Cohen studied composition under composer and Rosen professor of music Randall Thompson, A.B. 1920 (see harvardmag.com/randall-thompson-01); he and Azéma have often met with scholars and delved into archival collections, including those at Harvard, to find and/or re-frame compositions. They have also often collaborated with Harvard ensembles in performances and recordings. Cohen’s love of American vernacular music expanded when Thompson introduced him to nineteenth-century “shape-note” hymnals printed to facilitate communal singing, and he eventually traveled to hear the music live in Alabama: “It sounded like the whole church was vibrating.” He and Azéma have also researched Shaker compositions at the Sabbathday Lake, Maine, community. That music, now a mainstay of the group’s repertoire, includes the 2004 dance-and-music theater work “Borrowed Light” by Cohen and Finnish choreographer Tero Saarinen (slated to be performed in Europe in 2025-26). More recently, the ensemble has developed programs around American spirituals, one of which, “Trav’ling Home: American Spirituals, 1770-1870,” will be performed at Boston’s Old West Church on April 27, 2025.

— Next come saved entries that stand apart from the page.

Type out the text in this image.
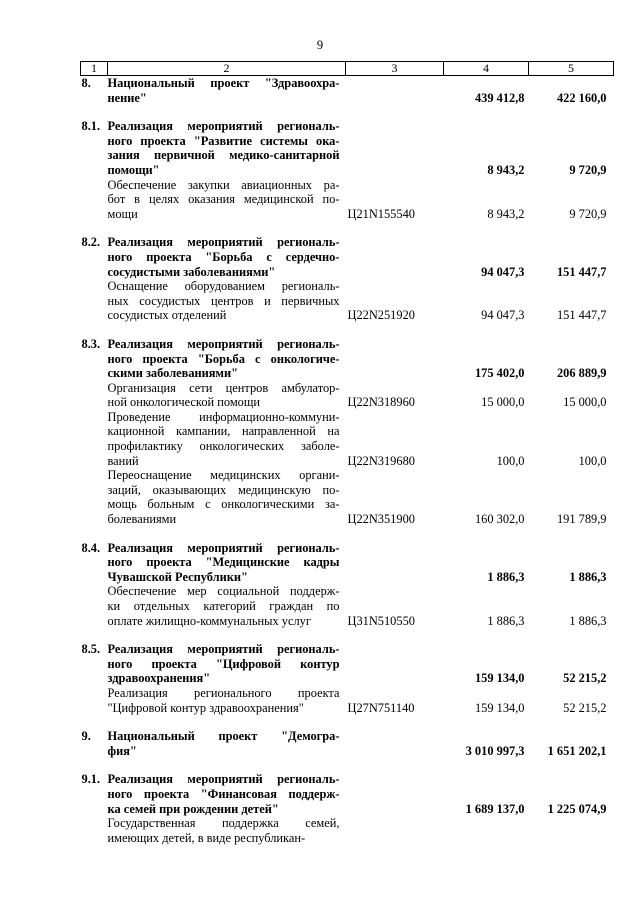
9
1	2	3	4	5
8.	Национальный проект "Здравоохра-
нение"		439 412,8	422 160,0

8.1.	Реализация мероприятий региональ-
ного проекта "Развитие системы ока-
зания первичной медико-санитарной
помощи"		8 943,2	9 720,9

	Обеспечение закупки авиационных ра-
бот в целях оказания медицинской по-
мощи	Ц21N155540	8 943,2	9 720,9

8.2.	Реализация мероприятий региональ-
ного проекта "Борьба с сердечно-
сосудистыми заболеваниями"		94 047,3	151 447,7

	Оснащение оборудованием региональ-
ных сосудистых центров и первичных
сосудистых отделений	Ц22N251920	94 047,3	151 447,7

8.3.	Реализация мероприятий региональ-
ного проекта "Борьба с онкологиче-
скими заболеваниями"		175 402,0	206 889,9

	Организация сети центров амбулатор-
ной онкологической помощи	Ц22N318960	15 000,0	15 000,0

	Проведение информационно-коммуни-
кационной кампании, направленной на
профилактику онкологических заболе-
ваний	Ц22N319680	100,0	100,0

	Переоснащение медицинских органи-
заций, оказывающих медицинскую по-
мощь больным с онкологическими за-
болеваниями	Ц22N351900	160 302,0	191 789,9

8.4.	Реализация мероприятий региональ-
ного проекта "Медицинские кадры
Чувашской Республики"		1 886,3	1 886,3

	Обеспечение мер социальной поддерж-
ки отдельных категорий граждан по
оплате жилищно-коммунальных услуг	Ц31N510550	1 886,3	1 886,3

8.5.	Реализация мероприятий региональ-
ного проекта "Цифровой контур
здравоохранения"		159 134,0	52 215,2

	Реализация регионального проекта
"Цифровой контур здравоохранения"	Ц27N751140	159 134,0	52 215,2

9.	Национальный проект "Демогра-
фия"		3 010 997,3	1 651 202,1

9.1.	Реализация мероприятий региональ-
ного проекта "Финансовая поддерж-
ка семей при рождении детей"		1 689 137,0	1 225 074,9

	Государственная поддержка семей,
имеющих детей, в виде республикан-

Among Boston Camerata’s best-known sources is the thirteenth-century liturgical Play of Daniel. Written by students at the school of Beauvais Cathedral in France, it’s based on the Biblical story of the captive prophet in Babylon. The work was revived in the 1950s by Noah Greenberg, founder of New York Pro Musica, and first performed by the Camerata in 1985, under Cohen. The newest edition and staging, by Azéma, is to be performed in January at Trinity Church in Boston; it emphasizes Daniel’s faith in standing against the king and the play’s powerful contemporary message. “He did tell Belshazzar that he was a bad leader and he was going to fall—and he fell. And if you are a bad leader, you are going to fall,” she says. The play still resonates because it “has everything to do with how we think, and how we relate to power, and how we can relate the truth to power.”
The point of a Boston Camerata concert, she continues, is “to be able to wear your knowledge lightly, and create another place for all human beings to discover and enjoy music and the narrative of the music. There is a constancy in the human soul that makes it important to know and enjoy the past as we become ourselves and look at the future.”
Music conveys the flow of history, Cohen says. Boston Camerata concerts show “that something old can still make you vibrate, that something comes alive across the centuries.”